Harper Lee, the author of To Kill A Mockingbird (1960) and its sequel, Go Set A Watchman (2015), has passed away at age 89. Lee was a contemporary of authors like Truman Capote and Jack Dunphy, and was born in Monroeville, Alabama, in 1926. Her novels were a powerful commentary on the injustice of prejudice after the end of slavery, and involved classic characters such as lawyer Atticus Finch and a mysterious man named Boo Radley. Though her novels were well-written, even Lee herself did not expect them to be successful, as the Medina Gazette noted.
“I didn’t expect the book to sell in the first place. I was hoping for a quick and merciful death at the hands of reviewers but at the same time I sort of hoped that maybe someone would like it enough to give me encouragement.”
Lee got more than encouragement from the public at large, and today To Kill A Mockingbird is widely considered one of the classic novels of our time. Even though the issue of prejudice is slightly less prominent nowadays, the characters Harper Lee created seem as real as ever, and are still easily relatable today.
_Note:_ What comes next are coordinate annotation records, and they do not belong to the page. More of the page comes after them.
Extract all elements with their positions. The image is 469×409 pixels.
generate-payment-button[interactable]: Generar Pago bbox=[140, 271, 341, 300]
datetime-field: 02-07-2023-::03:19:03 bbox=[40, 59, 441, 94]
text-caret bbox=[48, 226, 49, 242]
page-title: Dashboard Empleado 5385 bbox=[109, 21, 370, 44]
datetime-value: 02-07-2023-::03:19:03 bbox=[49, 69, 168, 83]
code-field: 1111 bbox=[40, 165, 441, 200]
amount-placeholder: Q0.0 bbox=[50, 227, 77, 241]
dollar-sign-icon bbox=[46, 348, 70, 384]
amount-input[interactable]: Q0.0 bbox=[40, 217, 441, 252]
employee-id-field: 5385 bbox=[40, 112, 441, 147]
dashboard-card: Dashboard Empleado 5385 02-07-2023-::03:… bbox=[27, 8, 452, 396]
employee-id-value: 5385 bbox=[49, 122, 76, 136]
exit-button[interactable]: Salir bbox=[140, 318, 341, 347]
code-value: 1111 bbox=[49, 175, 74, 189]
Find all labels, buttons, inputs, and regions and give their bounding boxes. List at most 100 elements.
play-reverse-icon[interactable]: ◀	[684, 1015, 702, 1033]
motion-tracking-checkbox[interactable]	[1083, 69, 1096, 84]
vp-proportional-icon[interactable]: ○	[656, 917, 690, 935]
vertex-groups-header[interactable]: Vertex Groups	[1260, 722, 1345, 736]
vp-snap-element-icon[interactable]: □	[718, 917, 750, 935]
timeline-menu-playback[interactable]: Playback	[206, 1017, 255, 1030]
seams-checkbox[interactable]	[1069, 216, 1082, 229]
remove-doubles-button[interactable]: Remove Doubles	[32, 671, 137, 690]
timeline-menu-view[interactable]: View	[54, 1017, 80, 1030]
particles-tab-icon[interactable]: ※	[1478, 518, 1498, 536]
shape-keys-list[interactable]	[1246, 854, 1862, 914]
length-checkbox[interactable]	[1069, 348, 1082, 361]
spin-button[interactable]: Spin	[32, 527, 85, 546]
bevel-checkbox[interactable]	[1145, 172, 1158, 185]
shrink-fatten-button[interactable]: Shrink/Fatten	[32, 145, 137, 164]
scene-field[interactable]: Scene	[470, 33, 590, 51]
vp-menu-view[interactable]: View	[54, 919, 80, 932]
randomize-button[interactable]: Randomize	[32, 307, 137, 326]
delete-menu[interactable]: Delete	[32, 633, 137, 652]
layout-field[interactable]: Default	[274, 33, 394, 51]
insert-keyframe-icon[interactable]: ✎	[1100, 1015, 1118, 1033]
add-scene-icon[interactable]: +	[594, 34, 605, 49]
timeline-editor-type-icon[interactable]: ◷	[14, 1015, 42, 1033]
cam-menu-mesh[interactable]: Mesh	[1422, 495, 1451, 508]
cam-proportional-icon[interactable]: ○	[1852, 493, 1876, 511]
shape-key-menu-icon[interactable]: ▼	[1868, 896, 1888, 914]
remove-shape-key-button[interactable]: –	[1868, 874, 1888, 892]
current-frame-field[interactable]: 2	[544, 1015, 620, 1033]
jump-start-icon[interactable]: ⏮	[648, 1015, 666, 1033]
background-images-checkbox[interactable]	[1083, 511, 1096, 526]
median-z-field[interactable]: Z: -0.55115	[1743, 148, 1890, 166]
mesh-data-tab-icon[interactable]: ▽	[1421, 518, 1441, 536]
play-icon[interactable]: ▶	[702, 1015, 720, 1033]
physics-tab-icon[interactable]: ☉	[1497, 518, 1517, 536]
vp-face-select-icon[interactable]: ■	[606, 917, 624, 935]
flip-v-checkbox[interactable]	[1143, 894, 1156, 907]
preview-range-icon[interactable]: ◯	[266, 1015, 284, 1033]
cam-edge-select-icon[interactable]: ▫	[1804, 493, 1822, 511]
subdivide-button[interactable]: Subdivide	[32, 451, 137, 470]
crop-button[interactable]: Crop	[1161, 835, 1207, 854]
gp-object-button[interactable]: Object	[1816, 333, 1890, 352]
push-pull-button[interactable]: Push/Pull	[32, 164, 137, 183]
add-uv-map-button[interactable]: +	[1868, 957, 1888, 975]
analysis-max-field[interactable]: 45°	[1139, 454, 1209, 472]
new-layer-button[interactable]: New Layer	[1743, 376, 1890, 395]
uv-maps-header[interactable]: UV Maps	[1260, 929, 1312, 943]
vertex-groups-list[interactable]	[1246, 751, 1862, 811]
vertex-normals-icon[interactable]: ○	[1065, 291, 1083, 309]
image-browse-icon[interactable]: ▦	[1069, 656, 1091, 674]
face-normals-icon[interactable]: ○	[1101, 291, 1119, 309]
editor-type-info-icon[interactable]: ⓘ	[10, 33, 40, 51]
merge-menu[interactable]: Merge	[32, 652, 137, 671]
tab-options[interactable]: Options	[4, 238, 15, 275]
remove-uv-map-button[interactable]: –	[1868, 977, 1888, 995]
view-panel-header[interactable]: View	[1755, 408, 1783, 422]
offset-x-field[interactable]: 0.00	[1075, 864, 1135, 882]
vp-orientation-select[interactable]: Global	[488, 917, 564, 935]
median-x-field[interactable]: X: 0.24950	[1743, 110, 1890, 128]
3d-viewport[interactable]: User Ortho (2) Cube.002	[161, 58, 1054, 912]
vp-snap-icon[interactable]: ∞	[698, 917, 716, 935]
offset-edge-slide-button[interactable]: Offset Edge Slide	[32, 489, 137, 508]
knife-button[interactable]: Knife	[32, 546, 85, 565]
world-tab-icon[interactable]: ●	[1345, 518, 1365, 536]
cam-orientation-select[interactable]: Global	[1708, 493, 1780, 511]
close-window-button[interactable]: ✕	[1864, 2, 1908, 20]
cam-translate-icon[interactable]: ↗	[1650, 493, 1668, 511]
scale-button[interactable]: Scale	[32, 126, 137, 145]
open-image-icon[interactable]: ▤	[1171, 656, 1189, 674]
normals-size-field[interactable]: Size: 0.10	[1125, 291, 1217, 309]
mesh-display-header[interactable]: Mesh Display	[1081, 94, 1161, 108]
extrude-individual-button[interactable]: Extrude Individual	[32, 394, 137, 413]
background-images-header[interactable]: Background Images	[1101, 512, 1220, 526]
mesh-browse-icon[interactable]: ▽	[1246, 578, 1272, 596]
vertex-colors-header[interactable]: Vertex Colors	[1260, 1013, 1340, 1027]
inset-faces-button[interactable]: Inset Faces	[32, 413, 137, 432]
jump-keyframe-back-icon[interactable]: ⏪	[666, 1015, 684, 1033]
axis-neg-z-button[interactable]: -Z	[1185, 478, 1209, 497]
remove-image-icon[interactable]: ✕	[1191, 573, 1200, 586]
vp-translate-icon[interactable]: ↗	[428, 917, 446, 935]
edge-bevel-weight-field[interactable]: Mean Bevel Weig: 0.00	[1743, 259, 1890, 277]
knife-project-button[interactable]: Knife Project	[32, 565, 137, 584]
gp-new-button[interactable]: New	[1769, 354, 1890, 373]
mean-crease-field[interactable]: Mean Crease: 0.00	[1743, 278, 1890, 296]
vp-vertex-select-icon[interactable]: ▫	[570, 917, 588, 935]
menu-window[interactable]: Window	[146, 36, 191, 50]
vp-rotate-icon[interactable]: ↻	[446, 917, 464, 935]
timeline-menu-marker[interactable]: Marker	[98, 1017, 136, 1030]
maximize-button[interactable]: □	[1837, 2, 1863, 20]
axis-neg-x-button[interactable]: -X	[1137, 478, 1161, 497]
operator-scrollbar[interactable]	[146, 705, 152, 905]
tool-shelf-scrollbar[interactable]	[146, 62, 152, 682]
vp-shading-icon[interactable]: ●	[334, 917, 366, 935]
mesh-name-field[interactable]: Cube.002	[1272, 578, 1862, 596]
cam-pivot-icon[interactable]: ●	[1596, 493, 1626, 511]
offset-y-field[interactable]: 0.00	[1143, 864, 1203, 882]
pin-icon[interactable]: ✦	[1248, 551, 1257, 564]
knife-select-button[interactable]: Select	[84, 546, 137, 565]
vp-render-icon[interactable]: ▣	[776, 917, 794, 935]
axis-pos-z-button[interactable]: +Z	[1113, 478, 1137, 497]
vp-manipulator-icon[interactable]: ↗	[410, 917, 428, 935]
Her book, To Kill A Mockingbird , described life in the fictional town of Maycomb, Alabama, during the Great Depression, where a lawyer named Atticus Finch must defend a black man accused of raping a white woman. Atticus decides to take the case even though he is white and his client is black, which leads to scandal for him and his family. Lee’s newest novel, Go Set A Watchman, picks up twenty years after the original story of Mockingbird, and details the journey of Atticus’ daughter, Scout, to go visit him in New York City.
Unfortunately, Harper Lee is not the only author whom the world lost in 2016. Pat Conroy, who wrote The Prince of Tides , passed away at 70-years-old earlier this month, and Umberto Eco ( The Name Of The Rose, Foucault’s Pendulum ) died in February at age 84. Lee was born Nelle Lee Harper in Monroeville, Alabama, on April 26, 1928, according to Biography.com.
She was a good friend of author Truman Capote, and helped him write an article that later turned into perhaps his most recognizable work, In Cold Blood, which is the true story of a family in Kansas who were all slain on the same night. Like her characters, Lee also grew up in the Depression-era south, and thus had a good idea of the setting her characters were in. She was educated at Monroe County High School in 1944, and won the Pulitzer Prize for To Kill A Mockingbird in 1961, one year after it was published. In 1995, Lee worked with Christopher Sergel to adapt To Kill A Mockingbird into a play for the stage.
At about the same time Lee was working on To Kill A Mockingbird, the Harlem Renaissance was also gaining momentum. Authors and poets such as Langston Hughes, Nella Larsen, and Zora Neale Hurston were using their creative works to show that people and artists of color deserved the same opportunities as those who were white. To Kill A Mockingbird thus came at the perfect time, being that it analyzed the inequal way white people and those of color were being treated by the justice system. Harper Lee was an excellent writer, and both she and her work will be deeply missed.